Manchester City’s 2-0 victory away at Brighton on Saturday marked the start of BT Sport’s fifth season as an official broadcaster of the Premier League.
BT shocked the media world when it won the rights to 38 live matches a season – including several first picks – at a total cost of £738 million and for the first time Sky had a genuine competitor in the sports TV market.
The rationale was simple. By offering free Premier League matches to its broadband customers, BT hoped to stop losing them to Sky, which was offering free broadband. And BT’s growing customer base would appear to suggest the tactic has worked.
But taking on a broadcaster as powerful as Sky is no easy task. BT has since strenghtend its content offering with live rugby, MotoGP and UEFA Champions League football, has invested significantly in talent and ensured it had the right distribution networks in place.
Having a nationwide broadband network was an advantage and BT did everything possible to ensure people could watch – most notably online and via a mobile application.
You can read more about the first three years of BT Sport from a technology perspective here, but what about the future?
From the start, BT has seen technology as a way of differentiating itself from Sky and its efforts in 4K broadcasting, superior quality sound and virtual reality broadcasts are evidence of this.
Chief Operating Officer Jamie Hindhaugh joined BT Sport just after helping deliver the critically acclaimed broadcast of the 2012 London Olympics for the BBC and immediately adopted being at the ‘heart of sport’ as his team’s the mantra.
“The first thing was 4K,” he tells Silicon. “Everyone else was talking about it, but the fact we had BT TV as an IP TV platform allowed us to look at it in a very different way. We had to build our own truck and the first year we did 4K we did 70 live events.
“That wasn’t good enough for me because we had to have separate workflows, separate trucks and separate commentators [to deliver 4K] so you weren’t really bringing people together collectively to the heart of sport and you were fragmenting your audience.”
“So last year we worked really hard, and pioneered actually, going down to single truck production. We can now capture in 4K and convert it back in the truck into a standard HD feed. This means we have done 350 live 4K events and are the biggest 4K producers in the world of live sport.

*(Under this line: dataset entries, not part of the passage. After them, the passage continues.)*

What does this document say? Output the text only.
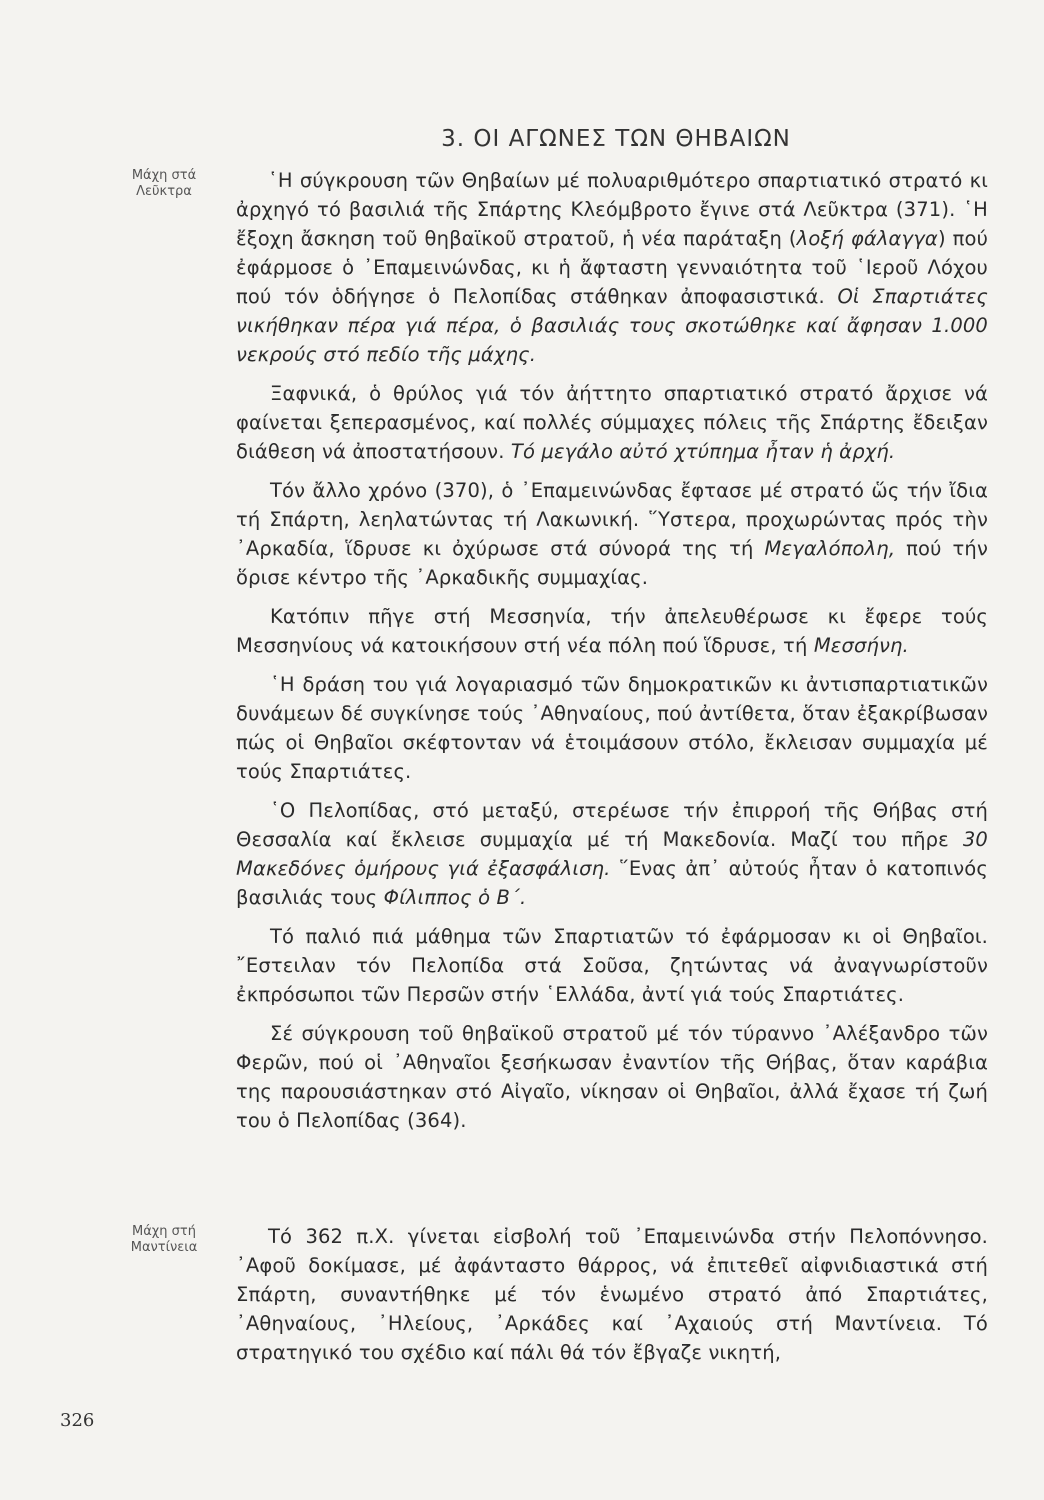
3. ΟΙ ΑΓΩΝΕΣ ΤΩΝ ΘΗΒΑΙΩΝ
Μάχη στά
Λεῦκτρα	῾Η σύγκρουση τῶν Θηβαίων μέ πολυαριθμότερο σπαρτιατικό στρατό κι ἀρχηγό τό βασιλιά τῆς Σπάρτης Κλεόμβροτο ἔγινε στά Λεῦκτρα (371). ῾Η ἔξοχη ἄσκηση τοῦ θηβαϊκοῦ στρατοῦ, ἡ νέα παράταξη (λοξή φάλαγγα) πού ἐφάρμοσε ὁ ᾿Επαμεινώνδας, κι ἡ ἄφταστη γενναιότητα τοῦ ῾Ιεροῦ Λόχου πού τόν ὁδήγησε ὁ Πελοπίδας στάθηκαν ἀποφασιστικά. Οἱ Σπαρτιάτες νικήθηκαν πέρα γιά πέρα, ὁ βασιλιάς τους σκοτώθηκε καί ἄφησαν 1.000 νεκρούς στό πεδίο τῆς μάχης.

Ξαφνικά, ὁ θρύλος γιά τόν ἀήττητο σπαρτιατικό στρατό ἄρχισε νά φαίνεται ξεπερασμένος, καί πολλές σύμμαχες πόλεις τῆς Σπάρτης ἔδειξαν διάθεση νά ἀποστατήσουν. Τό μεγάλο αὐτό χτύπημα ἦταν ἡ ἀρχή.

Τόν ἄλλο χρόνο (370), ὁ ᾿Επαμεινώνδας ἔφτασε μέ στρατό ὥς τήν ἴδια τή Σπάρτη, λεηλατώντας τή Λακωνική. ῞Υστερα, προχωρώντας πρός τὴν ᾿Αρκαδία, ἵδρυσε κι ὀχύρωσε στά σύνορά της τή Μεγαλόπολη, πού τήν ὅρισε κέντρο τῆς ᾿Αρκαδικῆς συμμαχίας.

Κατόπιν πῆγε στή Μεσσηνία, τήν ἀπελευθέρωσε κι ἔφερε τούς Μεσσηνίους νά κατοικήσουν στή νέα πόλη πού ἵδρυσε, τή Μεσσήνη.

῾Η δράση του γιά λογαριασμό τῶν δημοκρατικῶν κι ἀντισπαρτιατικῶν δυνάμεων δέ συγκίνησε τούς ᾿Αθηναίους, πού ἀντίθετα, ὅταν ἐξακρίβωσαν πώς οἱ Θηβαῖοι σκέφτονταν νά ἑτοιμάσουν στόλο, ἔκλεισαν συμμαχία μέ τούς Σπαρτιάτες.

῾Ο Πελοπίδας, στό μεταξύ, στερέωσε τήν ἐπιρροή τῆς Θήβας στή Θεσσαλία καί ἔκλεισε συμμαχία μέ τή Μακεδονία. Μαζί του πῆρε 30 Μακεδόνες ὁμήρους γιά ἐξασφάλιση. ῞Ενας ἀπ᾿ αὐτούς ἦταν ὁ κατοπινός βασιλιάς τους Φίλιππος ὁ Β΄.

Τό παλιό πιά μάθημα τῶν Σπαρτιατῶν τό ἐφάρμοσαν κι οἱ Θηβαῖοι. ῎Εστειλαν τόν Πελοπίδα στά Σοῦσα, ζητώντας νά ἀναγνωρίστοῦν ἐκπρόσωποι τῶν Περσῶν στήν ῾Ελλάδα, ἀντί γιά τούς Σπαρτιάτες.

Σέ σύγκρουση τοῦ θηβαϊκοῦ στρατοῦ μέ τόν τύραννο ᾿Αλέξανδρο τῶν Φερῶν, πού οἱ ᾿Αθηναῖοι ξεσήκωσαν ἐναντίον τῆς Θήβας, ὅταν καράβια της παρουσιάστηκαν στό Αἰγαῖο, νίκησαν οἱ Θηβαῖοι, ἀλλά ἔχασε τή ζωή του ὁ Πελοπίδας (364).

Μάχη στή
Μαντίνεια	Τό 362 π.Χ. γίνεται εἰσβολή τοῦ ᾿Επαμεινώνδα στήν Πελοπόννησο. ᾿Αφοῦ δοκίμασε, μέ ἀφάνταστο θάρρος, νά ἐπιτεθεῖ αἰφνιδιαστικά στή Σπάρτη, συναντήθηκε μέ τόν ἑνωμένο στρατό ἀπό Σπαρτιάτες, ᾿Αθηναίους, ᾿Ηλείους, ᾿Αρκάδες καί ᾿Αχαιούς στή Μαντίνεια. Τό στρατηγικό του σχέδιο καί πάλι θά τόν ἔβγαζε νικητή,

326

“That was just the start. Better picture quality obviously makes you feel closer to the action but sound quality for me is really important. It’s the forgotten medium and since [Dolby] 5.1 was launched ten years ago, not much has happened. So we’ve been working with Dolby for about two years and we’ve managed to pioneer bringing Dolby Atmos into our 4K signals.
“Having the best sound and the best pictures – it really does bring [sport] into your home.”
Sky has since followed suit, offering 4K broadcasts with Dolby Atmos on its Sky Q platform, and still has more Premier League matches than BT.
But BT Sport has now broadcast 41 live events in Dolby Atmos, including the 2017 Champions League Final, which was a showcase for several technologies.
The match was the first ever with 26 camera HDR, and also used Dolby Vision to enhance the picture quality. But it was the use of VR that captured most attention. Anyone could use the BT Sport App or YouTube to watch the final either in 360 degree video or in VR with a Google Cardboard headset.
This was achieved by the deployment of 12 Nokia Ozo cameras around the pitch in Cardiff, with a separate workflow taking place in the truck with different commentaries.
“We’ve been working with VR for [11 months],” says Hindhaugh. “I personally think a lot of broadcasters are quite lazy with it. They put one camera and then have a one minute experience and walk away.
“We are able to narrate a broadcast feed where you could watch the whole game and not lose anything but at any time spin around and watch anything you want.”